Fashion icon Gwen Stefani and her band No Doubt have settled a lawsuit with video game giant Activision over a breach of the group’s publicity rights. No Doubt had signed a contract with Activision permitting the use of their image and songs in the game ‘Band Hero’. However, when the game was released, users were able to allow Stefani’s character and those of her band mates to sing the songs of other musicians. According to reports, Stefani took particular exception to the ability players had to have her character sing the Rolling Stones song ‘Honky Tonk Woman’. Stefani claimed not to have given authorization to have her character boast about having sex with prostitutes.
The right of publicity gives the right to control the commercial use of one’s image. The right has been recognized in a number of US states since the 1950′s and is mostly envoked by celebrities who find their likeness used to promote goods and services without their permission. Interestingly, the right doesn’t exist in England or Ireland . Celebrities must instead make use of alternative legal doctrines when seeking to protect their image in those countries.

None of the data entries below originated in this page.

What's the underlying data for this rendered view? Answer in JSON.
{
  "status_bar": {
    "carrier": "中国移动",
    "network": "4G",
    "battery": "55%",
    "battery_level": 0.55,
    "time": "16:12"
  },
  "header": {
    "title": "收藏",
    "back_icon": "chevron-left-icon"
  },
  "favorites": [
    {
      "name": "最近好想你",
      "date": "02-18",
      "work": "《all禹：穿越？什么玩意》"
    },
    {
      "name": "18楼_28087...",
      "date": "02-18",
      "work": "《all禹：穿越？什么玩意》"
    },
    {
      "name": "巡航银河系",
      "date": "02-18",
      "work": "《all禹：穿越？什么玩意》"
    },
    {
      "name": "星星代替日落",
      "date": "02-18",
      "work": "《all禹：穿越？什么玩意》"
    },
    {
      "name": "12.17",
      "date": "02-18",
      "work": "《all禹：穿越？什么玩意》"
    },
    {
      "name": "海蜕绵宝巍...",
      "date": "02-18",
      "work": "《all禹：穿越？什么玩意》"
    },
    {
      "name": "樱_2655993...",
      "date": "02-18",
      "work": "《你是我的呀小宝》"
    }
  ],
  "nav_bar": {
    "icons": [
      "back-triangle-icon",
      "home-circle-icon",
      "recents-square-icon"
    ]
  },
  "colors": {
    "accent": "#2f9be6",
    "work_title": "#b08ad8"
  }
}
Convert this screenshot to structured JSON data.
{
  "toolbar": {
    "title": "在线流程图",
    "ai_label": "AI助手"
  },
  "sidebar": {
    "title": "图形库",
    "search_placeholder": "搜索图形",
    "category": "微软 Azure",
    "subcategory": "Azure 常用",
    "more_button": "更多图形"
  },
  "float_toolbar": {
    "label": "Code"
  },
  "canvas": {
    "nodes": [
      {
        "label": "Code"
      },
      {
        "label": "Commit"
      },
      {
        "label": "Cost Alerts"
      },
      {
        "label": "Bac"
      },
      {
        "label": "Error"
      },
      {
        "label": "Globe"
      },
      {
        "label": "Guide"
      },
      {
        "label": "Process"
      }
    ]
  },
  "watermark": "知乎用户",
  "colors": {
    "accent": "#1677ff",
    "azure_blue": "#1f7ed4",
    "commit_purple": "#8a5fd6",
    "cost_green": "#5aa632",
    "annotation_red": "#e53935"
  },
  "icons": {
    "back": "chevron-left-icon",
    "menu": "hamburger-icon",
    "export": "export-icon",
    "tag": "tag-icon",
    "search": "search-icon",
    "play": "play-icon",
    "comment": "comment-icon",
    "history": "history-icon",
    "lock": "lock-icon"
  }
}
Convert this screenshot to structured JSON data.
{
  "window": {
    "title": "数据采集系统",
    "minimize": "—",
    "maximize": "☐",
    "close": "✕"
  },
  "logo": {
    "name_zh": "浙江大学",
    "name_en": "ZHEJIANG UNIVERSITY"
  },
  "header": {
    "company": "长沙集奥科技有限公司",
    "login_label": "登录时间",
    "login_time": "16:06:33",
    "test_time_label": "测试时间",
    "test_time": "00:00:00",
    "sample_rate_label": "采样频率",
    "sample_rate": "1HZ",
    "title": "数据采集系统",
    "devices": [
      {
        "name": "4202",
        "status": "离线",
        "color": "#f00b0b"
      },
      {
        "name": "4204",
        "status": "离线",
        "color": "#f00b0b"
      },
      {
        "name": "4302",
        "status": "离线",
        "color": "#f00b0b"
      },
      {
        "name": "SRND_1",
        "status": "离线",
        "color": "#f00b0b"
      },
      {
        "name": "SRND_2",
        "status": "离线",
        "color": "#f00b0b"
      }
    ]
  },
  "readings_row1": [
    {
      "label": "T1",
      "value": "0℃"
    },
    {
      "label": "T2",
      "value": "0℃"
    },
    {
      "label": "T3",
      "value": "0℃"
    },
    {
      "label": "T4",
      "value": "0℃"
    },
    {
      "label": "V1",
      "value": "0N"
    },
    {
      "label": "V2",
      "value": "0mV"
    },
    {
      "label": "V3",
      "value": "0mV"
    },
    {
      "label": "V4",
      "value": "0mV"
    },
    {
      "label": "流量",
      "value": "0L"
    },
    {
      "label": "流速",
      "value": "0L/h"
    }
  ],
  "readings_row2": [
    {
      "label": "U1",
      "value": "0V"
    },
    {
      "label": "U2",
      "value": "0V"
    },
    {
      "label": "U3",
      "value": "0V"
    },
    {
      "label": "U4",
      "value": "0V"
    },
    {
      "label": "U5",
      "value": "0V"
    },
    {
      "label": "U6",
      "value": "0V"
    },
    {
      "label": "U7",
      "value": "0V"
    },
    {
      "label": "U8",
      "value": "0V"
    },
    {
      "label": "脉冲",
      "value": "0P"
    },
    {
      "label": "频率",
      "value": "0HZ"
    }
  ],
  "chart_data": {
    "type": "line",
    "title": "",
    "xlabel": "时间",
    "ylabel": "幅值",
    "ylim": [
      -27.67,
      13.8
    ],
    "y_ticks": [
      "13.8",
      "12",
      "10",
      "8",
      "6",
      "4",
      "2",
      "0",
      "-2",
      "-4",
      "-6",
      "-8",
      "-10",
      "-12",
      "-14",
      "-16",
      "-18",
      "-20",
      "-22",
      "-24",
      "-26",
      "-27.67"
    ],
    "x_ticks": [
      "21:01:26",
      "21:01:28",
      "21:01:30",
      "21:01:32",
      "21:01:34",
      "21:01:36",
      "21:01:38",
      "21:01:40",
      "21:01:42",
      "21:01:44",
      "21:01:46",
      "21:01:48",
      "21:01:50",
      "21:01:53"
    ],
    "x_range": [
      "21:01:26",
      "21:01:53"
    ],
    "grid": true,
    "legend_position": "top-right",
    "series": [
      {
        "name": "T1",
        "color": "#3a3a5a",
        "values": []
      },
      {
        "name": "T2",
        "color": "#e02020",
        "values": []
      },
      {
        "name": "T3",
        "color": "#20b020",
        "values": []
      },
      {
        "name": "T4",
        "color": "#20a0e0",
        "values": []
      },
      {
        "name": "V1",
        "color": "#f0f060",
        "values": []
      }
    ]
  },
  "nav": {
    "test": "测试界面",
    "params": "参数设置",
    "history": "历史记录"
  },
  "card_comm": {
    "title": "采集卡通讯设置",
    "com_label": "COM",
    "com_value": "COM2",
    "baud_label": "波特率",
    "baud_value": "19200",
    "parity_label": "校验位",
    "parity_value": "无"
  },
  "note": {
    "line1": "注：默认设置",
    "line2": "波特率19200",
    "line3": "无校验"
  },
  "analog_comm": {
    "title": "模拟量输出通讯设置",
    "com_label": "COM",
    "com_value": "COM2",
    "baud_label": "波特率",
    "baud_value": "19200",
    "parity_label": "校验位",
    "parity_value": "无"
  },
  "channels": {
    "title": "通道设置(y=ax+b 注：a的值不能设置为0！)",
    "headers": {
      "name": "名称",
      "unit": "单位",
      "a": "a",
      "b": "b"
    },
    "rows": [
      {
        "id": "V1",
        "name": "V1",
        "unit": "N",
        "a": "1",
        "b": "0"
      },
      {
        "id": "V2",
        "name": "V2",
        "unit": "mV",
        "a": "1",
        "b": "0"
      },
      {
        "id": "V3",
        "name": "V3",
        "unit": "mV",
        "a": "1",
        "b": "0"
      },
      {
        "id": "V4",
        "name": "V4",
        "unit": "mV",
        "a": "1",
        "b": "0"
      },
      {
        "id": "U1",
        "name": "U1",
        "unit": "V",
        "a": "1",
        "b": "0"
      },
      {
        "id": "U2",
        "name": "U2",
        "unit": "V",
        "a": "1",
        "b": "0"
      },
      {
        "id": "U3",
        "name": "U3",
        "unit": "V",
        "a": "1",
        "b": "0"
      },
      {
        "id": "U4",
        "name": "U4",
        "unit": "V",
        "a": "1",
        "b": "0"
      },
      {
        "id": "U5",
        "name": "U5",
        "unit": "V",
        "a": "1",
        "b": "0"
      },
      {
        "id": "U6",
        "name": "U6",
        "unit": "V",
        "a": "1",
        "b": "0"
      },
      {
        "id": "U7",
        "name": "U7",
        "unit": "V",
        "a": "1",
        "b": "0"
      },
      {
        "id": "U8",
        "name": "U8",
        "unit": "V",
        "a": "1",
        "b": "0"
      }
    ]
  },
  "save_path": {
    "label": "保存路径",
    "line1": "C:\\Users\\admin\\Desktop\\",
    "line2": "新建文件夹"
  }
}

No Doubt stated that BandHero had turned them into ‘a virtual karaoke act’. A number of other musicians, including Jon Bon Jovi and Krist Novoselic, have in the past objected to the feauture allowing their characters to sing songs of other musicians, but none have taken legal action to put a stop to it. Had Activision allowed this case to go to court and subsequently lost, the floodgates would have opened for other artists to bring similar claims. The details of the settlement have not been disclosed.